# Parallel line voltage moton sensor



## Lighting Retro (Aug 1, 2009)

If you have different areas with 2 fixtures each, why would you want to? Doesn't that defeat the purpose of having a sensor by zone? Maybe I'm misunderstanding your question.


----------



## BBS (Aug 19, 2009)

I think you're reading the CMR-10 instructions incorrectly. 
It's misleading but in the diagram showing the switch, the switch depicted is actually inside the unit. That's not a physical toggle switch.
They are visually showing that the circuit is closed by default when first powered up or when the sensor loses power.

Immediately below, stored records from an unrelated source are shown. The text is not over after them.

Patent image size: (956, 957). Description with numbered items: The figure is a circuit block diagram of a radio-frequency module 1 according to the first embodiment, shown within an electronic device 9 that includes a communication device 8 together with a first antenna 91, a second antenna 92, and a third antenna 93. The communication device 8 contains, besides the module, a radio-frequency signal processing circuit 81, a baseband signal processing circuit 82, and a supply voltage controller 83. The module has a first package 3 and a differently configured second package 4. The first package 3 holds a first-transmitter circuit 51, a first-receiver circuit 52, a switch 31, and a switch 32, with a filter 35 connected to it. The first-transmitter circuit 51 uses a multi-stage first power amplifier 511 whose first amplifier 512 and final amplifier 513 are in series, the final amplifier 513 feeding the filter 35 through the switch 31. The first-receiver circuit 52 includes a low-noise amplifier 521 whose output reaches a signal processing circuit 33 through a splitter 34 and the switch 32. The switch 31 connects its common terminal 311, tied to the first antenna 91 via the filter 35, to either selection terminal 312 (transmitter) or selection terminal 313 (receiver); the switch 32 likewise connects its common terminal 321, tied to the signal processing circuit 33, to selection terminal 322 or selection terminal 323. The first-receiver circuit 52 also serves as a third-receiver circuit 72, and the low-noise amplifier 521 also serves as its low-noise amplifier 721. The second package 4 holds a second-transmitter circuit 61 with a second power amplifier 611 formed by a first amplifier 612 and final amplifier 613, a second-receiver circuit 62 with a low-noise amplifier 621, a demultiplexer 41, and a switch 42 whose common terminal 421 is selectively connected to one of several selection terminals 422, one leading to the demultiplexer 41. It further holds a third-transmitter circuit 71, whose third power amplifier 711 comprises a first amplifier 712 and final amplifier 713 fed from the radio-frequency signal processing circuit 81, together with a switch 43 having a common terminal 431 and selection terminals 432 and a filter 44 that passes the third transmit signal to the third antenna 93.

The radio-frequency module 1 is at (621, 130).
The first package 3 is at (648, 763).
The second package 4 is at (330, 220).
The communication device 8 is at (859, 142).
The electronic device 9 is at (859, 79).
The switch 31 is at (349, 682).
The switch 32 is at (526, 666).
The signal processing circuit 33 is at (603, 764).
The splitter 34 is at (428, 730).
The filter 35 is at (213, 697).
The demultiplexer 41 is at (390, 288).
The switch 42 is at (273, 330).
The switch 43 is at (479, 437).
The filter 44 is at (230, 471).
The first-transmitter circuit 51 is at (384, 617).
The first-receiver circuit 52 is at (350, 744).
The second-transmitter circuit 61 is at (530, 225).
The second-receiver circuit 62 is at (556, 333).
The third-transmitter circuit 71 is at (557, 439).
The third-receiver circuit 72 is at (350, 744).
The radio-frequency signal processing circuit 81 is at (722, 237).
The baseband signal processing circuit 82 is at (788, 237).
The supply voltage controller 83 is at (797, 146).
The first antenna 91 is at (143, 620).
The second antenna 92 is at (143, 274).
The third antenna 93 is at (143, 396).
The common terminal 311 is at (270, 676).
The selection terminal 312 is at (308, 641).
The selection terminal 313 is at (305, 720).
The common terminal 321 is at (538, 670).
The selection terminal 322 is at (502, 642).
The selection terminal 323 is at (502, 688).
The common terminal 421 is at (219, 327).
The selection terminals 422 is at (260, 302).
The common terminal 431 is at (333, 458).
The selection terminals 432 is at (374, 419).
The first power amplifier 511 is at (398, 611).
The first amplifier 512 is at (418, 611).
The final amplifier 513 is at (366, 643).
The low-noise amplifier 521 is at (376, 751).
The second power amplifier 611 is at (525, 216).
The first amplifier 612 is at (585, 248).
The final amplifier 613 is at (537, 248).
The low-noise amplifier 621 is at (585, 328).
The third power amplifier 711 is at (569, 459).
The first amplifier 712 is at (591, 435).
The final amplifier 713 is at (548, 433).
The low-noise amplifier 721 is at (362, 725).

It will turn off after a set time, then turn back on when motion is detected.

Are you only installing a switch because of that diagram? If so, don't install a switch at all.

It sounds like you can power all your sensors and lights from the same panel circuit. 
You don't need a switch.
Are you turning on all the lights when any one sensor detects motion or just the lights in a given area when that area's sensor detects motion?
It sounds like the latter.
Wire as per the top diagram, keeping in mind that there is no separate switch, NOT the "Sensors in parallel" diagram.
Wire each sensor independently and feed each area's lights off only that area's sensor switch leg.

If you do want every light to turn on when any sensor detects motion, wire as per the "sensors in parallel" diagram, adding additional sensors as required in the same fashion as depicted.

I've done it both ways. Which way you do it and how well it works depends on the application.


----------